26/02/2008

Rubber Soul . The Beatles

O albúm que marca o ponto de viragem, tanto técnico como tématico. É aqui que se abrem novos horizontes e se acaba definitivamente com a ambiência teeny-pop. O estúdio deixa de ser um ponto de paragem e passa a ser laboratório de alquimia, onde novos sons iriam aparecer e toda uma nova maturidade iria despontar.









Rubber Soul, 1965










Já cansados da "Mania" e a ficar impacientes face às suas imposições castrantes, os Beatles decidiram fazer uma pausa mais prolongada. O encantamento inicial desvanecia e agora, com a aprendizagem, todo um novo universo lhes passava em frente dos olhos. Muito por culpa de Dylan, que haviam conhecido na América, começaram agora a virar as suas composições para si mesmos, para a dimensão séria das suas relações e até para a dispersão que sentiam nas suas mentes.

O machismo invertido de "Drive My Car", com o seu jazz piano do refrão, e o intimisto exótico de "Norwegian Wood" alertavam-nos de imediato para todas estas mudanças. A cítara de George em "Norwegian Wood" é o ingrediente essencial de uma composição marcada pela ambiguidade, e pelo relato intimista de um "affair" de sentido único. A presença feminina seria, no entanto, irradiada em "Nowhere Man", com a suas intricadas harmonias vocais e o seu poder de fazer, ao mesmo tempo, uma auto-análise e uma crítica à apatia quotidana de uma sociedade que só agora começava a irradiar inovação.
"Think for Yourself", a melhor composição de George até à altura, continua na mesma onda de pensamento, criticado quem não tem auto crítica e quem segue as pisadas de outrém sem questiona, contribuindo para o vazio que "Nowhere Man" já tinha referido. De nota a lead guitar, que acompanha eficientemente a narrativa.
"The Word" é, talvez, a única música confessamente composta sob o efeito de marijuana.

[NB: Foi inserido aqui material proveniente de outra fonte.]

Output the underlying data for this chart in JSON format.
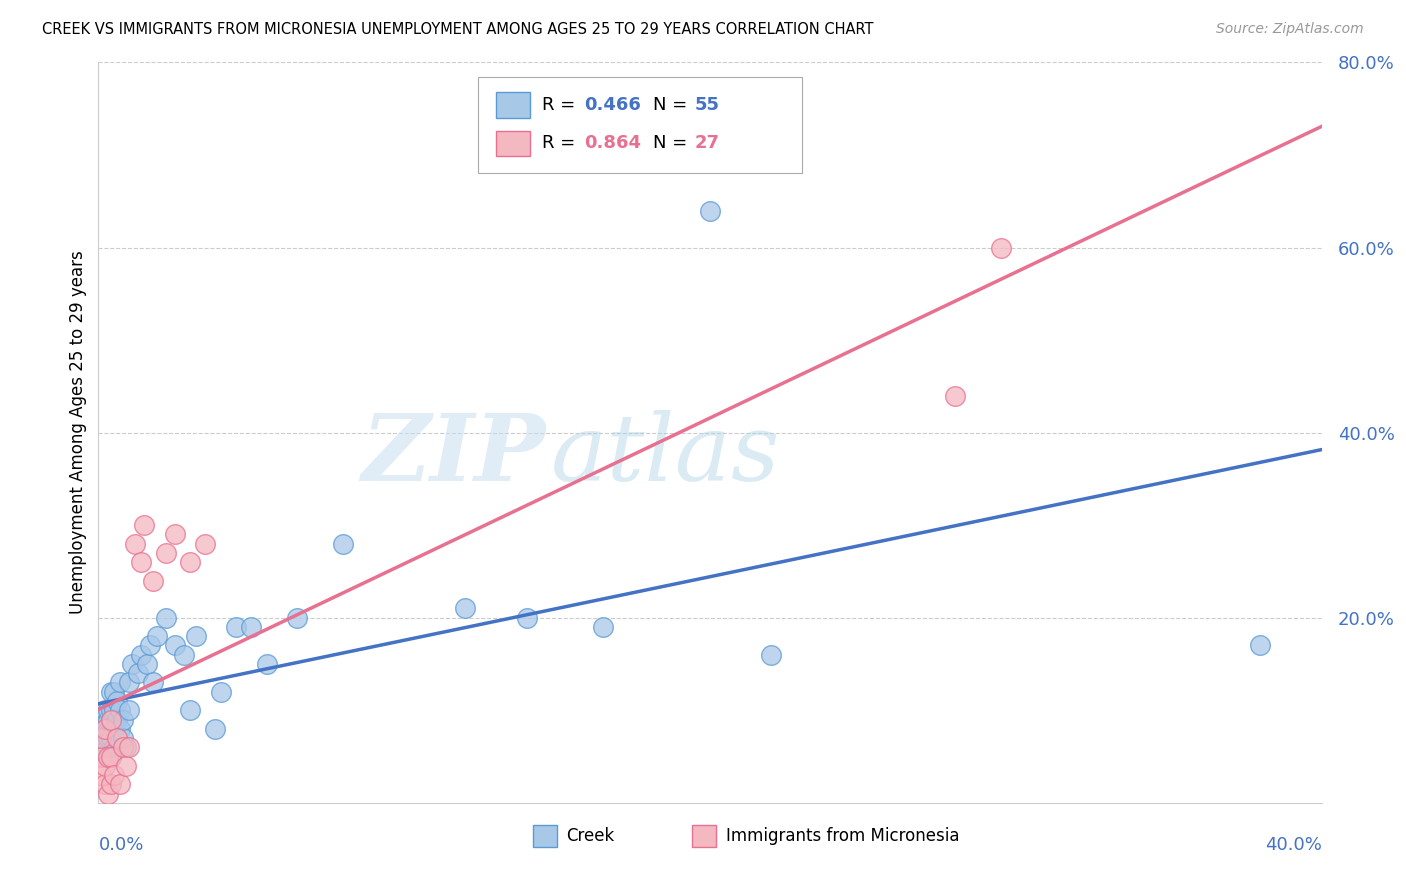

O amor salvar-te-à, o meu piano psicadélico far-te-à dançar, e somos extremamente positivos na nossa visão (mocada) do mundo. Amén a isso.
No que se refere a músicas românticas, temos duas peças muito diferentes, ambas marcadas por um estilo completamente diferente do que haviamos visto até aí. "Michelle" é de Paul, e portanto é doce, romântica e apaixonada, com elementos dissimuladamente franceses a apimentar ambiência. "Girl" é de John, em down-tempo, densa e dolorosa, mas nem por isso é menos apaixonada. De notar a panóplia de elementos que a compõem, e que a tornam riquíssima e um dos melhores temas do albúm.
Mas esse título estaria sempre e inevitavelmente reservado para "In My Life", que pessoalmente, considero umas das mais bonitas músicas jamais feitas. Não há ninguém que fique indiferente ao tema, e que com ele não se identifique, e não há ninguém que fique indiferente à sua doçura. A sua aparente simplicidade é contagiante, e apaixonante é a forma com nos transmite o calor da mensagem, que faz todo o sentido, em todas as alturas do mundo, seja para quem for.

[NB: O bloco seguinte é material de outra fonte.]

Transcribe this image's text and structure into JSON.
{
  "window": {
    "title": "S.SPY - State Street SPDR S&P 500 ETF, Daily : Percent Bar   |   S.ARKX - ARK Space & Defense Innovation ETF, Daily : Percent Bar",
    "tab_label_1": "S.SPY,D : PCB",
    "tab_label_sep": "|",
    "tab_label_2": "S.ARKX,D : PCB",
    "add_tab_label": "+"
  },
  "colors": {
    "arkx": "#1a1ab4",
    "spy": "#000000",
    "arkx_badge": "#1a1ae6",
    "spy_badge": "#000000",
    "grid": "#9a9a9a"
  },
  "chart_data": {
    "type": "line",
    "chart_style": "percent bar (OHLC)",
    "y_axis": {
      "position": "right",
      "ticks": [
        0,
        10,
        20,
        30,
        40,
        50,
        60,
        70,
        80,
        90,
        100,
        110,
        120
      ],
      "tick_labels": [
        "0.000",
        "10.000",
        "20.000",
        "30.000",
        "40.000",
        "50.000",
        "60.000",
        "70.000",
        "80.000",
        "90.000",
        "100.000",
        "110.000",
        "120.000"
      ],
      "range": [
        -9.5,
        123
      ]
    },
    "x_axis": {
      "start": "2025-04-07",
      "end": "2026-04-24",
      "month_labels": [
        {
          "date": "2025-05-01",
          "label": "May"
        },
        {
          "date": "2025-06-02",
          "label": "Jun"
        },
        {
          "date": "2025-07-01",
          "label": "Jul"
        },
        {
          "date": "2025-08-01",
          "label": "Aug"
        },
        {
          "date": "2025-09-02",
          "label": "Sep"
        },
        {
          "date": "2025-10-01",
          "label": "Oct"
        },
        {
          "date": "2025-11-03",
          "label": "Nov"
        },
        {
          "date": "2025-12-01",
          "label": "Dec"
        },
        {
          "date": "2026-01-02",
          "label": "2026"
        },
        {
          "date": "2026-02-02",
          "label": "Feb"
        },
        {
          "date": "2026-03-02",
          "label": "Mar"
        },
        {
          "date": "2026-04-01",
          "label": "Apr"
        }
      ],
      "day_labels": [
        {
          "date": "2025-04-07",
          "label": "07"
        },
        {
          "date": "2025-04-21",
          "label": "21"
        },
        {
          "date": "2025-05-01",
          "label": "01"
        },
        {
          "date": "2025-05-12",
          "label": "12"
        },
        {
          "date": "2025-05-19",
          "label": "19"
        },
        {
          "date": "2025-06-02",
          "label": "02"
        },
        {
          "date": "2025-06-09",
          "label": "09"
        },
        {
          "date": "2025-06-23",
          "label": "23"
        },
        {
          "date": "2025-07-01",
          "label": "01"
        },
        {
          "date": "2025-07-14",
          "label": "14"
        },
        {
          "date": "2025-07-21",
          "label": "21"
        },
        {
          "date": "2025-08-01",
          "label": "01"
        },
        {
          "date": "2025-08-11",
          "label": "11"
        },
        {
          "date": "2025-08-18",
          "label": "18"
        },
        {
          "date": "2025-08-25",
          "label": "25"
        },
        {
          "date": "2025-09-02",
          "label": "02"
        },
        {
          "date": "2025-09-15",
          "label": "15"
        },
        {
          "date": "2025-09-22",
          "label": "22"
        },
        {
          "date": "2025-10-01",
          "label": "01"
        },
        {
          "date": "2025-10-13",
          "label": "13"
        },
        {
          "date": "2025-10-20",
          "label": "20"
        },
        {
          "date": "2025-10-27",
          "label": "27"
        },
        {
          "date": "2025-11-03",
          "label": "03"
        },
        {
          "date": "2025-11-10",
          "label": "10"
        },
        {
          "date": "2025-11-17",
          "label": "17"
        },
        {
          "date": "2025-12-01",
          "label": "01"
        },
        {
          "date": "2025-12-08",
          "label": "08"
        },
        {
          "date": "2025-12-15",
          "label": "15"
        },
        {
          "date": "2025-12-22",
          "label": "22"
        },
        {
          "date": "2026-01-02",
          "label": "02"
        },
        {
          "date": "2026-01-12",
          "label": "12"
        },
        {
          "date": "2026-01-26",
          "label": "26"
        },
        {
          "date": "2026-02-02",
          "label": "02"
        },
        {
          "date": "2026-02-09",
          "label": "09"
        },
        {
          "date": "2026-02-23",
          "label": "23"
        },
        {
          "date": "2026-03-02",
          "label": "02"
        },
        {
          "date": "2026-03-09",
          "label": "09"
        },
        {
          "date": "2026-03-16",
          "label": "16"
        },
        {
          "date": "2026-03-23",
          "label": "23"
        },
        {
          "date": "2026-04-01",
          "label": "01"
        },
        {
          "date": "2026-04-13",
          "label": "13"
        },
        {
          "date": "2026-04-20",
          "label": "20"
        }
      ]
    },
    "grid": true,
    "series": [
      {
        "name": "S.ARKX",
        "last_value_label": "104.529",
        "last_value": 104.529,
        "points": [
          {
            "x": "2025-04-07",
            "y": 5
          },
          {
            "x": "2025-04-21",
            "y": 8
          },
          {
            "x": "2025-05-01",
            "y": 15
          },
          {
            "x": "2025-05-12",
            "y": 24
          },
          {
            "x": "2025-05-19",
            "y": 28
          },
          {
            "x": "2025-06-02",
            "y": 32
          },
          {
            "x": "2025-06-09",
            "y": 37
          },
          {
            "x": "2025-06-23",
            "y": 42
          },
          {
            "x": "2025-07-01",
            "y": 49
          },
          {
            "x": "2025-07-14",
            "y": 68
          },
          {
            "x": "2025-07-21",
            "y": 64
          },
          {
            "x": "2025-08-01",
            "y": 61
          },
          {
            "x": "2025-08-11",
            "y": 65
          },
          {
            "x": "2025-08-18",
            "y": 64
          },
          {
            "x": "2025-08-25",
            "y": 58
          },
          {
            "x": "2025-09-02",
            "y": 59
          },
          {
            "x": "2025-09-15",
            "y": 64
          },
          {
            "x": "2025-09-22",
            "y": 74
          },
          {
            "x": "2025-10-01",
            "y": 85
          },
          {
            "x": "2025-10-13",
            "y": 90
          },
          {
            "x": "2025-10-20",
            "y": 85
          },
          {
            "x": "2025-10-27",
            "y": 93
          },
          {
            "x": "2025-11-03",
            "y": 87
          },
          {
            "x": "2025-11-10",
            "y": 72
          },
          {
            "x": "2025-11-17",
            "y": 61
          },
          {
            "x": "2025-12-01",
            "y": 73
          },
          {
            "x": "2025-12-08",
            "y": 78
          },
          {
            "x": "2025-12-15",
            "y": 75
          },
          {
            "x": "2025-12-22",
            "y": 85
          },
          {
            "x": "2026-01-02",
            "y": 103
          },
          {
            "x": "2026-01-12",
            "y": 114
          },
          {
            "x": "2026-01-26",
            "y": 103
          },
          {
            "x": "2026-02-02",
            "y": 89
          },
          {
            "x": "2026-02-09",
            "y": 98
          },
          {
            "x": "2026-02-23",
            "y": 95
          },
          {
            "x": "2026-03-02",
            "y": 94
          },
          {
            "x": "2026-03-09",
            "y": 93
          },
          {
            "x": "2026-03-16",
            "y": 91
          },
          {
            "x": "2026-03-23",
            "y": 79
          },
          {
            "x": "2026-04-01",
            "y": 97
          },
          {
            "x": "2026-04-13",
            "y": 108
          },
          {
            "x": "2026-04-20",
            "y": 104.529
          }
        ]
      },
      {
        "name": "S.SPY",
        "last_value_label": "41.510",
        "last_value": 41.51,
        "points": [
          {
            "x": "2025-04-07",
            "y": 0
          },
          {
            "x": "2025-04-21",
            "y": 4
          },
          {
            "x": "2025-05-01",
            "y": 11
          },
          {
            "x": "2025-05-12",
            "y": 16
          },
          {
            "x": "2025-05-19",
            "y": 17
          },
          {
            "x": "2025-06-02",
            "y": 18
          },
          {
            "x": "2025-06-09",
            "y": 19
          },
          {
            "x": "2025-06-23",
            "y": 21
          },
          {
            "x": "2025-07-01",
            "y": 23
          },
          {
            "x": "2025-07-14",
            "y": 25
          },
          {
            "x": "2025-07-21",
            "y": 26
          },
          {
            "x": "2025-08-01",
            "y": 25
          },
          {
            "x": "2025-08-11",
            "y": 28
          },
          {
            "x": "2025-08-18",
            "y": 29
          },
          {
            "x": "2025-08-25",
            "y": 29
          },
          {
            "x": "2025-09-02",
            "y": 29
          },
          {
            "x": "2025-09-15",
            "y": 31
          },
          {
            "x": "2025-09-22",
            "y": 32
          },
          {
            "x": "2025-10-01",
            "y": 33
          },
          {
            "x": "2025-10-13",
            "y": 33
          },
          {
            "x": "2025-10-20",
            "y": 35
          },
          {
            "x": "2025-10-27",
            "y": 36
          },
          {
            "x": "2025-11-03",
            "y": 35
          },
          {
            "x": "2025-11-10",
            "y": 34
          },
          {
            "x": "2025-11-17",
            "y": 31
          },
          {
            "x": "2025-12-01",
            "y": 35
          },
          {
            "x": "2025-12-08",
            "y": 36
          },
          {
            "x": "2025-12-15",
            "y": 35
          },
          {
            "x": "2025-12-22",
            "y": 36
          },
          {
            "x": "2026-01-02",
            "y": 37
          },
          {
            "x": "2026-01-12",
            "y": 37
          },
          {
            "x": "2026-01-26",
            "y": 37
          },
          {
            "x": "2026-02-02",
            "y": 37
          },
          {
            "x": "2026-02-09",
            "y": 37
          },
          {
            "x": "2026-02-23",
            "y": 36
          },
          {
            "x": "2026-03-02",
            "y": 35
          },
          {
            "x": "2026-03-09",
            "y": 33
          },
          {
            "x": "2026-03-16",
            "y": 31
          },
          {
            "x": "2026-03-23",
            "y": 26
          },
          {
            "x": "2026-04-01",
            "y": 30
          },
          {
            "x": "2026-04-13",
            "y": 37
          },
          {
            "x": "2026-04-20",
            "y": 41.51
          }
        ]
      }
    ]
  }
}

Rubber Soul é intimista do início ao fim, e pela primeira vez se mostra a verdadeira identidade destes 4 rapazes, que aqui apelam, ainda com toda a energia, a outras dimensões do que vai dentro de cada um de nós, reflexo do que começava a tornar-se importante dentro deles. Uma obra verdadeiramente universal, como foram todas, daqui em diante.

1 comentário:

Anónimo disse...

Olá!!

Grande crítica, sim senhor.

É de facto um grande disco, tirando "What Goes On" e "Run For Your Life".

Não te esqueças também de "I'm Looking Through You", grande música.

Ainda me lembro da 1ª vez que ouvi "Norwegian Wood": eu era um puto de 11-12 anos, e foi numa aula de Educação Musical na escola C+S. Já conhecia a melodia, mas de uma cassette em que uma orquestra clássica tocava músicas dos Beatles. Quando ouvi o original, com a simplicidade das suas guitarras clássicas, baixo e sitar, foi como se estivesse a ouvir algo de outro Mundo.

Sem dúvida, os melhores de sempre e para sempre.